According to marital counsellor Carol Martin-Sperry, anyone seeking counselling should think carefully about what they tell their partner - and more importantly how they go about telling them. That's what seems to divide the success stories from the failures. "It can have a positive spin-off if they can share an insight. Then again it can be very unhelpful if the client comes back and says, `My therapist and I agree that you shouldn't do X,Y or Z.' It can get very polarised."

Yet in a lot of cases the knowledge one partner gains through therapy can benefit the other, depending on the type of therapy. Deborah, 34, a market researcher living in Manchester, went into cognitive therapy two years ago and believes her relationship has survived as a result of what she learned and passed on to her partner. Rather than delve into the recesses of her childhood, the cognitive therapist concentrates on solving the problem in hand. It was a very practical approach, or as Deborah puts it, "I'd never come out with mad stuff when I talked to him".

Instead, she'd recount certain situations when they argued. She'd get upset, then feel unable to express herself. "My therapist would say, `Perhaps you could say, "Do you realise you upset me when you do that?"' rather than panicking." She would never tell Jon, her partner, what the therapist advised but simply adopted a different approach when they rowed. "I was able to talk to Jon in a succinct way without going over the top. It worked immediately - he took on board what I told him and actually thought about what I told him. He rarely criticises me now in the way he did before. Looking back, I needed to learn how to assert myself." Something she could never have learnt from her partner or close friends. "Friends would have said, finish the relationship. My therapist, though, was never judgmental. She'd never have led me down a certain path. But I did make a point of not giving out jargon and he has no idea to this day that some of the things I told him were what my therapist advised me."

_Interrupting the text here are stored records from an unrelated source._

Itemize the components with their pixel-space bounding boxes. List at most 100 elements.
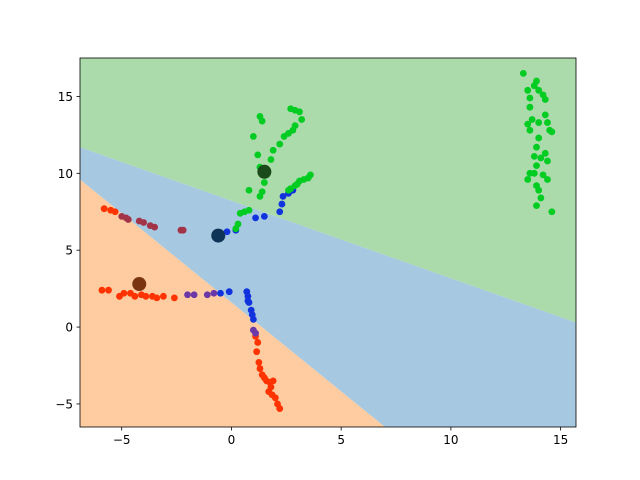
data-point [260, 212, 268, 220]
data-point [234, 220, 242, 228]
data-point [179, 226, 187, 234]
y-tick-label: 5 [65, 244, 73, 258]
x-tick-label: −5 [113, 433, 131, 447]
data-point [298, 116, 306, 123]
data-point [519, 69, 527, 77]
data-point [307, 171, 314, 179]
data-point [533, 77, 540, 85]
data-point [526, 169, 534, 177]
data-point [254, 339, 262, 346]
data-point [253, 348, 261, 356]
data-point [98, 286, 106, 294]
data-point [533, 162, 540, 170]
data-point [267, 156, 275, 163]
data-point [223, 228, 231, 236]
data-point [245, 186, 253, 194]
data-point [524, 120, 532, 128]
data-point [269, 377, 277, 385]
data-point [544, 176, 551, 183]
data-point [276, 140, 284, 148]
data-point [260, 179, 268, 186]
data-point [524, 176, 532, 183]
data-point [276, 405, 284, 412]
data-point [296, 108, 303, 116]
x-tick-label: 0 [228, 433, 236, 447]
cluster-centroids [132, 164, 272, 292]
data-point [544, 119, 551, 126]
data-point [279, 192, 287, 200]
data-point [535, 186, 543, 194]
data-point [252, 214, 259, 222]
data-point [217, 289, 224, 297]
data-point [544, 157, 551, 165]
data-point [269, 146, 277, 154]
data-point [255, 359, 263, 366]
y-axis: −5 0 5 10 15 [55, 90, 80, 411]
data-point [526, 126, 534, 134]
data-point [526, 103, 534, 111]
data-point [535, 119, 543, 126]
data-point [278, 200, 286, 208]
data-point [249, 315, 257, 323]
data-point [548, 128, 556, 136]
data-point [124, 216, 132, 223]
data-point [100, 205, 108, 213]
data-point [276, 208, 284, 216]
y-tick-label: 0 [65, 321, 73, 335]
data-point [526, 94, 534, 102]
data-point [541, 96, 549, 103]
data-point [254, 151, 262, 159]
data-point [153, 294, 161, 302]
data-point [291, 122, 299, 130]
data-point [159, 292, 167, 300]
centroid-marker [257, 164, 272, 179]
data-point [533, 143, 540, 151]
data-point [252, 329, 259, 337]
data-point [131, 292, 139, 300]
data-point [535, 86, 543, 94]
data-point [249, 133, 257, 140]
decision-region-1 [80, 147, 576, 427]
centroid-marker [132, 277, 147, 292]
data-point [210, 289, 218, 297]
x-tick-label: 5 [337, 433, 345, 447]
data-point [524, 86, 532, 94]
data-point [541, 111, 549, 119]
data-points [98, 69, 556, 412]
data-point [537, 154, 545, 162]
data-point [245, 206, 253, 214]
decision-regions [80, 58, 576, 427]
data-point [271, 394, 279, 402]
data-point [541, 149, 549, 157]
data-point [120, 289, 128, 297]
data-point [142, 292, 150, 300]
data-point [535, 134, 543, 142]
data-point [105, 286, 112, 294]
data-point [258, 117, 266, 125]
data-point [530, 153, 538, 160]
data-point [111, 208, 119, 216]
y-tick-label: 10 [58, 167, 73, 181]
data-point [140, 219, 148, 226]
decision-region-0 [80, 179, 386, 427]
data-point [548, 208, 556, 216]
data-point [539, 171, 547, 179]
data-point [170, 294, 178, 302]
y-tick-label: −5 [55, 397, 73, 411]
data-point [528, 116, 536, 123]
centroid-marker [211, 228, 226, 243]
x-tick-label: 10 [443, 433, 458, 447]
data-point [256, 365, 264, 372]
data-point [151, 223, 159, 231]
data-point [285, 186, 292, 194]
plot-frame [79, 57, 577, 428]
data-point [258, 188, 266, 196]
decision-region-2 [80, 58, 576, 323]
data-point [225, 288, 233, 296]
data-point [184, 291, 191, 299]
data-point [537, 194, 545, 202]
data-point [245, 299, 253, 306]
data-point [190, 291, 198, 299]
data-point [533, 202, 540, 210]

Even the subtle approach, though, is no guarantee that the relationship will improve after therapy. It can seem unfair but the partner who hasn't chosen therapy still has to work just as hard to change and move on. Psychotherapist Gladeana McMahon explains, "It really depends on the personality of the other person in the couple. A classic case is where one partner complains the other isn't assertive enough. So he or she seeks therapy and stands up to their partner who then leaves. What the partner really meant is: be more assertive but not with me."

McMahon always encourages clients to talk these issues through and to emphasise that, if they begin to behave differently, to some extent so must their partner. "If a person changes then that's the person they want to be - all the therapist can do is help them reach that goal." Perhaps if you feel the main reason you're choosing therapy is your relationship, the answer could be to seek joint counselling, like Courtney Cox and her partner David Arquette. At least this rules out any feelings of exclusion. It also shows a shared commitment to improving the relationship - another inequality that individual therapy can highlight. Then again, there are benefits in being able to tell your therapist things you'd never express to your partner. As Deborah says, "Jon was probably quite relieved when I began to offload some of my frustrations onto the therapist instead of him. I was dealing with certain problems and sorting things out for myself. I learnt to stand up for myself without relying on him and that's really what improved our relationship."